Sous pression pour désarmer le Hezbollah, le président libanais reçu par Trump
Par © 2026 AFP – Le président libanais Joseph Aoun est reçu mardi à la Maison Blanche par Donald Trump, au moment où son armée a entamé un déploiement test dans une zone du sud dont l’armée israélienne contrôlait les abords.
Cette première rencontre entre les deux chefs d’Etat intervient alors que Washington fait pression sur Beyrouth pour désarmer le Hezbollah pro-iranien, condition d’Israël pour se retirer du sud du pays.
Mardi, l’armée libanaise s’est déployée dans le village de Zawtar al-Gharbiya, en vertu d’un accord avec Israël parrainé par Washington, qui prévoit l’établissement de « zones pilotes ».
Ce déploiement constitue un « véritable test », d’abord quant à « la volonté de l’armée israélienne de se retirer » des zones qu’elle occupe réellement, mais également « de la position du Hezbollah » qui rejette l’accord, commente pour l’AFP l’analyste Hassan Jouni.
Le président libanais a indiqué qu’il entendait demander à son homologue américain de faire pression sur Israël pour qu’il se retire du sud dont il occupe une large partie.
Or Israël refuse tout retrait tant que le mouvement chiite ne sera pas désarmé, une mesure exigée également par Washington.
« Tant que ce problème perdurera, le Liban ne connaîtra jamais une paix véritable », a dit le secrétaire d’Etat Marco Rubio, qui a rencontré dimanche le président Aoun.
Il a dans le même temps « salué le courage du gouvernement libanais (..) pour ses efforts déterminés à rétablir la souveraineté libanaise, à désarmer le Hezbollah et à démanteler son infrastructure terroriste ».
« Inquiétudes »
La visite de Joseph Aoun est la première d’un président libanais à Washington depuis 2009.
« Cette réunion démontre un intérêt continu des Etats-Unis pour le Liban », mais « soulève de nombreuses inquiétudes quant aux demandes supplémentaires qui pourraient être adressées au Liban », relève Maha Yehya, directrice du Carnegie Middle East Center.
Joseph Aoun, ancien commandant en chef de l’armée, avait été élu en janvier 2025 avec le soutien de l’Occident, marquant un basculement dans la politique du Liban.
Depuis son accession au pouvoir, il s’est engagé à désarmer le puissant Hezbollah.

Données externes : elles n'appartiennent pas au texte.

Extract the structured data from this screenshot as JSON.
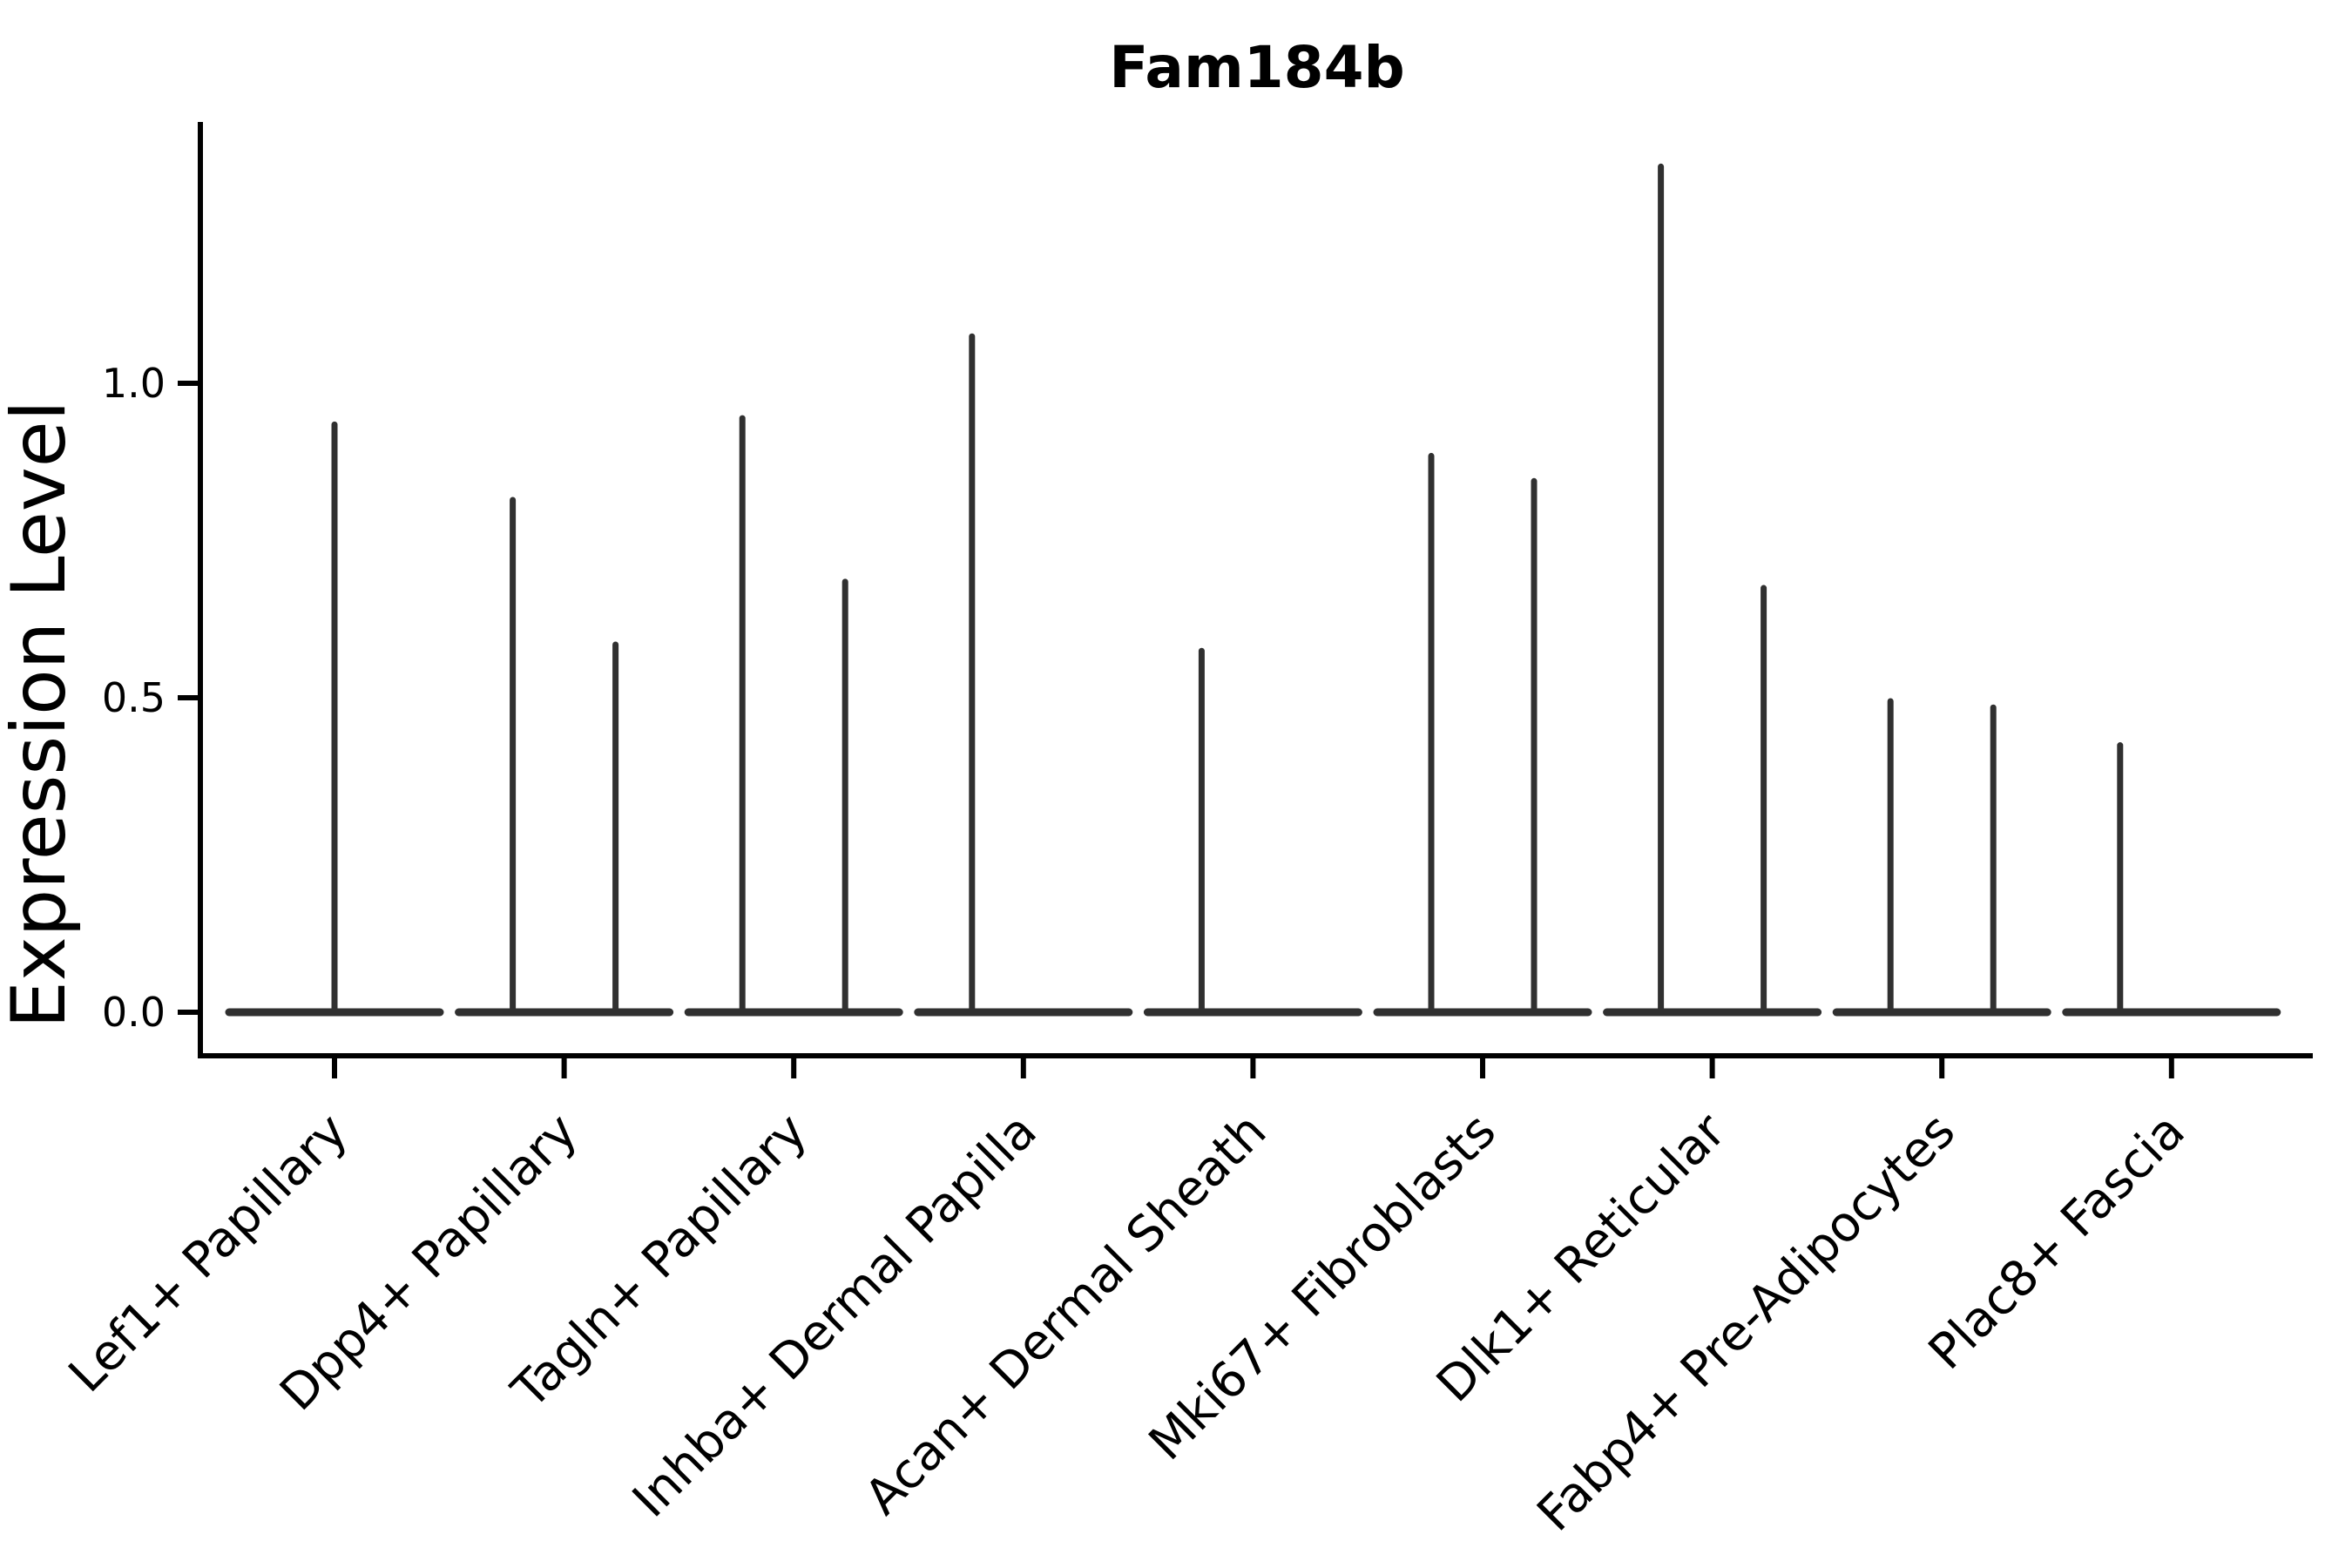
{
  "figure": {
    "background_color": "#ffffff",
    "axis_color": "#000000",
    "text_color": "#000000",
    "violin_color": "#303030"
  },
  "chart_data": {
    "type": "violin",
    "title": "Fam184b",
    "ylabel": "Expression Level",
    "xlabel": "",
    "ytick_labels": [
      "0.0",
      "0.5",
      "1.0"
    ],
    "ytick_values": [
      0.0,
      0.5,
      1.0
    ],
    "ylim": [
      -0.07,
      1.42
    ],
    "grid": false,
    "legend_position": "none",
    "categories": [
      "Lef1+ Papillary",
      "Dpp4+ Papillary",
      "Tagln+ Papillary",
      "Inhba+ Dermal Papilla",
      "Acan+ Dermal Sheath",
      "Mki67+ Fibroblasts",
      "Dlk1+ Reticular",
      "Fabp4+ Pre-Adipocytes",
      "Plac8+ Fascia"
    ],
    "violins": [
      {
        "category": "Lef1+ Papillary",
        "spikes": [
          {
            "position": "center",
            "max_expression": 0.94
          }
        ]
      },
      {
        "category": "Dpp4+ Papillary",
        "spikes": [
          {
            "position": "left",
            "max_expression": 0.82
          },
          {
            "position": "right",
            "max_expression": 0.59
          }
        ]
      },
      {
        "category": "Tagln+ Papillary",
        "spikes": [
          {
            "position": "left",
            "max_expression": 0.95
          },
          {
            "position": "right",
            "max_expression": 0.69
          }
        ]
      },
      {
        "category": "Inhba+ Dermal Papilla",
        "spikes": [
          {
            "position": "left",
            "max_expression": 1.08
          }
        ]
      },
      {
        "category": "Acan+ Dermal Sheath",
        "spikes": [
          {
            "position": "left",
            "max_expression": 0.58
          }
        ]
      },
      {
        "category": "Mki67+ Fibroblasts",
        "spikes": [
          {
            "position": "left",
            "max_expression": 0.89
          },
          {
            "position": "right",
            "max_expression": 0.85
          }
        ]
      },
      {
        "category": "Dlk1+ Reticular",
        "spikes": [
          {
            "position": "left",
            "max_expression": 1.35
          },
          {
            "position": "right",
            "max_expression": 0.68
          }
        ]
      },
      {
        "category": "Fabp4+ Pre-Adipocytes",
        "spikes": [
          {
            "position": "left",
            "max_expression": 0.5
          },
          {
            "position": "right",
            "max_expression": 0.49
          }
        ]
      },
      {
        "category": "Plac8+ Fascia",
        "spikes": [
          {
            "position": "left",
            "max_expression": 0.43
          }
        ]
      }
    ]
  }
}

Mais la formation pro-iranienne refuse et a entraîné le pays début mars dans une nouvelle guerre avec Israël, en solidarité avec l’Iran.
Plus de 4.300 personnes ont été tuées depuis dans des frappes massives de l’armée israélienne, qui a également mené une offensive terrestre et occupe une large partie du sud du Liban.
Les violences ont baissé d’intensité depuis que le Liban et Israël ont entamé en avril des négociations dans une tentative de dissocier le dossier libanais de la guerre régionale.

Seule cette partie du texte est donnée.